I’ve mentioned elsewhere that there’s a natural process of reading and responding to a text that is compressed and distorted in many educational trainings, and this is also true of many themed conferences. The process is something like this:
- What is he getting at? Can I summarize the main thrust of his argument?
- What fundamental human question does this address?
- Is his question a true and important one?
- Is his answer a true and substantial one?
- If not, do I have a truer response? If so, how would one live that out? How might I live that out as the particular person I am, in the circumstances within which I find myself?
A good liberal arts education will teach students to approach books in something like that way; in class they’re most likely only to get as far as # 3, and the other two parts are left to the student to address — or not — in his own way. Infatuated readers, however, traipse lightly from the first part of #1 to the last part of #5. That may be warranted if one is reading a church text, and has already assented to believe all the teachings of the Church, but even when assent is nearly certain we’ll understand what we assent to and why we need to respond to it in action if we also consider what we are thereby saying about what it is to be that which we are (2 & 3).
Often popular books — even Bible study books, and, oddly, textbooks — take advantage of and encourage that infatuated response, or else the lazy response of simply wanting someone to tell me what to think. They do this in a few ways: by arranging a response format with built-in social pressure (e.g. a conference, retreat, themed study group, or workshop); by adding discussion questions at the end of chapters that simulates and confines some of the questions an attentive reader would already be asking, but which also control the discussion so that the responder cannot step outside the assumptions of the writer without upsetting the flow of the group; by directly approaching the reader with those last questions about how to apply what he has learned, while providing responder “correct” answers and pressuring him to respond immediately with formatting, such as workbook style lines, section breaks, “circle where you are” meters, and other educator strategies; by concluding the study or whatever with an activity or discussion that forces participants to respond before they (well, some of us anyway; I hear that extroverts process faster) have had an opportunity to even get through #1, thereby short-circuiting the response process, and possibly leading the participant to spend the next several days or weeks wondering irritably what happened, and what went wrong (“what’s wrong with me!? why can’t I respond the way that leader so obviously wanted me to?”).

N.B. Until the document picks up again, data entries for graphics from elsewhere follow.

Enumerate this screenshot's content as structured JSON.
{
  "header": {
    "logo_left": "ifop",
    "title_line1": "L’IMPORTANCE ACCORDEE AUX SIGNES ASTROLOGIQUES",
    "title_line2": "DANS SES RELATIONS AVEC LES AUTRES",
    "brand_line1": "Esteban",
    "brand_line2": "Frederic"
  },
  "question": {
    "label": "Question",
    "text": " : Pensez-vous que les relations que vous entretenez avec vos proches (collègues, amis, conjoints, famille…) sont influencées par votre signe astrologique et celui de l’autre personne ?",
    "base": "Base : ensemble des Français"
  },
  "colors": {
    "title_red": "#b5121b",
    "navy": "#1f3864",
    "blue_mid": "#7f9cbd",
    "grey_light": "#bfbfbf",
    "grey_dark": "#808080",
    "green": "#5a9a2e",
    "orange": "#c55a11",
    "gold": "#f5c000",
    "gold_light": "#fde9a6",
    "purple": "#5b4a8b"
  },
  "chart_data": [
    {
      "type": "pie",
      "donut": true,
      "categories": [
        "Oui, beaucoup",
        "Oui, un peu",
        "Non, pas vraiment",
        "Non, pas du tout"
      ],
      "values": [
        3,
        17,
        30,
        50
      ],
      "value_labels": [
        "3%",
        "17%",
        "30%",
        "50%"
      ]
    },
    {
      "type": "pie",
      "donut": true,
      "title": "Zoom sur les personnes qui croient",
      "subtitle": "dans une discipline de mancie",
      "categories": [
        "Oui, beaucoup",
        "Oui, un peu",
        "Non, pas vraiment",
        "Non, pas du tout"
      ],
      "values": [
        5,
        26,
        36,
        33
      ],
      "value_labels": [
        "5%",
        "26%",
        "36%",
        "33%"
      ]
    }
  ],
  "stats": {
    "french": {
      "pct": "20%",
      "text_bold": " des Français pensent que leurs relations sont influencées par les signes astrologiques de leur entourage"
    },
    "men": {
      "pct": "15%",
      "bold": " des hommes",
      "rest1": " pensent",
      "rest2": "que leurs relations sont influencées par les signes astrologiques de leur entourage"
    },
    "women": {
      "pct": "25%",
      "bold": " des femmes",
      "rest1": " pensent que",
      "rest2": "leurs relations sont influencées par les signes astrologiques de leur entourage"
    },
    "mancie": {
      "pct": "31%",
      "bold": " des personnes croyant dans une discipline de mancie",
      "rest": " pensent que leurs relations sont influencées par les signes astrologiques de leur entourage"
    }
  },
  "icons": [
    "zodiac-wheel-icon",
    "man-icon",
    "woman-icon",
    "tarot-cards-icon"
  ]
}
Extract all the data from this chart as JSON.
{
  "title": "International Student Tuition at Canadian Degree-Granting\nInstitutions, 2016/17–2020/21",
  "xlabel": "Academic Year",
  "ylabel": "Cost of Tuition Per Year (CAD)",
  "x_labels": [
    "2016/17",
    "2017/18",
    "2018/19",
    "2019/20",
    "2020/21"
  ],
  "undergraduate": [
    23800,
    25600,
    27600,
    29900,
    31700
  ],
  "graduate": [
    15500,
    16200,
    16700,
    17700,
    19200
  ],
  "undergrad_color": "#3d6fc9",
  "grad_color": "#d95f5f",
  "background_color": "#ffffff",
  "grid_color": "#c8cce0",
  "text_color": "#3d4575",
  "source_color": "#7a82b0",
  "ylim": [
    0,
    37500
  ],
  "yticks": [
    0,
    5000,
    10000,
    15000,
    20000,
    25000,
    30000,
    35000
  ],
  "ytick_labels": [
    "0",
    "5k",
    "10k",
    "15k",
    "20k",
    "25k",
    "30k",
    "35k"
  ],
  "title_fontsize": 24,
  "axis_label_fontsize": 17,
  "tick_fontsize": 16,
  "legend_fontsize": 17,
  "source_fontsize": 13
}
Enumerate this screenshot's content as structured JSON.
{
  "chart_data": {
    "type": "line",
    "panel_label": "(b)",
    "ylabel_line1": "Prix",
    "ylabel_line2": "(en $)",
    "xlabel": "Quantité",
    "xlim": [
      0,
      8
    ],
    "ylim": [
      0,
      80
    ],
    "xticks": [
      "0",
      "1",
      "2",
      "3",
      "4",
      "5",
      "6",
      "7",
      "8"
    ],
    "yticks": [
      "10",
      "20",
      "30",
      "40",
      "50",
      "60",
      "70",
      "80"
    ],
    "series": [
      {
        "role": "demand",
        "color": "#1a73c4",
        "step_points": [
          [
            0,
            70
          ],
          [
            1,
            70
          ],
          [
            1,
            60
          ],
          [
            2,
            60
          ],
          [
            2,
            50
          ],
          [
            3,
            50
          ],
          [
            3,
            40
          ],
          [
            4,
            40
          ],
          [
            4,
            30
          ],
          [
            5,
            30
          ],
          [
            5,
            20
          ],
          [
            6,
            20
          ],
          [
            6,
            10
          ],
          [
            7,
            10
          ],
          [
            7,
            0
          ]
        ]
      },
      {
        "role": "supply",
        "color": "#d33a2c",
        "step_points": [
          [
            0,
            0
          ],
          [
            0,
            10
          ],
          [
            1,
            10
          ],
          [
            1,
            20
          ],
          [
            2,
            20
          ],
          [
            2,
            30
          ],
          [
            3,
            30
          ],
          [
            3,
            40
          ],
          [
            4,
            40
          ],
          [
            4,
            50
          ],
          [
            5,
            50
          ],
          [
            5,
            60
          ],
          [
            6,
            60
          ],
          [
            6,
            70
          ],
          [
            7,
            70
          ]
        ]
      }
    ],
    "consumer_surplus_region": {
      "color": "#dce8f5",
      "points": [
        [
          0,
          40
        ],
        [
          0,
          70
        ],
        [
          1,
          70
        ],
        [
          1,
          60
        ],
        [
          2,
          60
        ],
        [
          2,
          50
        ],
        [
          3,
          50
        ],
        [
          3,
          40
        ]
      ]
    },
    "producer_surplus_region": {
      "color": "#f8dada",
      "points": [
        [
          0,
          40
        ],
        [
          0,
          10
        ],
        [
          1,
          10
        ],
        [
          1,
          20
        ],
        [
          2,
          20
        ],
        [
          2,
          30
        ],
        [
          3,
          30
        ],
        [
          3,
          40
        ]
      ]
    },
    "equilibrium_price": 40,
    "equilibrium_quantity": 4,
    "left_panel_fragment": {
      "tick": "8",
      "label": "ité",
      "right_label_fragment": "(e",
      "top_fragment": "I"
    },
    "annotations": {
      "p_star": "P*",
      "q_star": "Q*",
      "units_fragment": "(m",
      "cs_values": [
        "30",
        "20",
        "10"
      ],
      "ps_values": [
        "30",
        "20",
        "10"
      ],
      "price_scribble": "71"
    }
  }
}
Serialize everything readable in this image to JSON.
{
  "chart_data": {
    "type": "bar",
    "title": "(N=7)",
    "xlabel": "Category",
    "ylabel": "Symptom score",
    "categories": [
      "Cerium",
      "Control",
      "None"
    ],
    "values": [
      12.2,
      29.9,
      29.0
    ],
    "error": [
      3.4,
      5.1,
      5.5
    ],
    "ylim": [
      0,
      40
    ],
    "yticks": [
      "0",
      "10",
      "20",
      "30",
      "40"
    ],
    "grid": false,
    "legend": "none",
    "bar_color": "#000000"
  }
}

Not every writer uses every trick, of course, and some are very transparent about what they expect of readers, while others just subtly hint at it, and still others don’t have a particular response in mind, but instead are vague about what their question is, so that readers get bogged down in # 2 and 3 (Miller is more like that).
A friend asked: how might it change your assessment if you simply learned that these writers don’t know what they’re talking about? That would depend upon the writer and what it is he’s doing with his writing. I wouldn’t be at all surprised to learn that Donald Miller is simply ignorant on many topics — that seems to be part of his charm — to which I would say, simply, that in order to grow as a writer and thinker he should read old, difficult books, since he seems educationally stuck in the past century. In the case of Eldridge, I would respond that in that case he is being dishonest, since he presents his ideas in such a way as to pressure others to live them out. My feelings on Rick Warren are similar: it’s dishonest and tyrannical to have a 40 day long church make-over for a somewhat helpful but rather pedestrian presentation of ways in which we might live as better Christians. I would also say that the educational trainers would, in that case, be dishonest, since they present their “methods” as necessary and “scientific,” and do not in any way admit that they often use research as a way of getting out of having to answer # 2 and 3: given these methods will help me achieve whatever end you were studying for, what end is that, and why should I desire it above other possible ends that may be lost if I use your methods?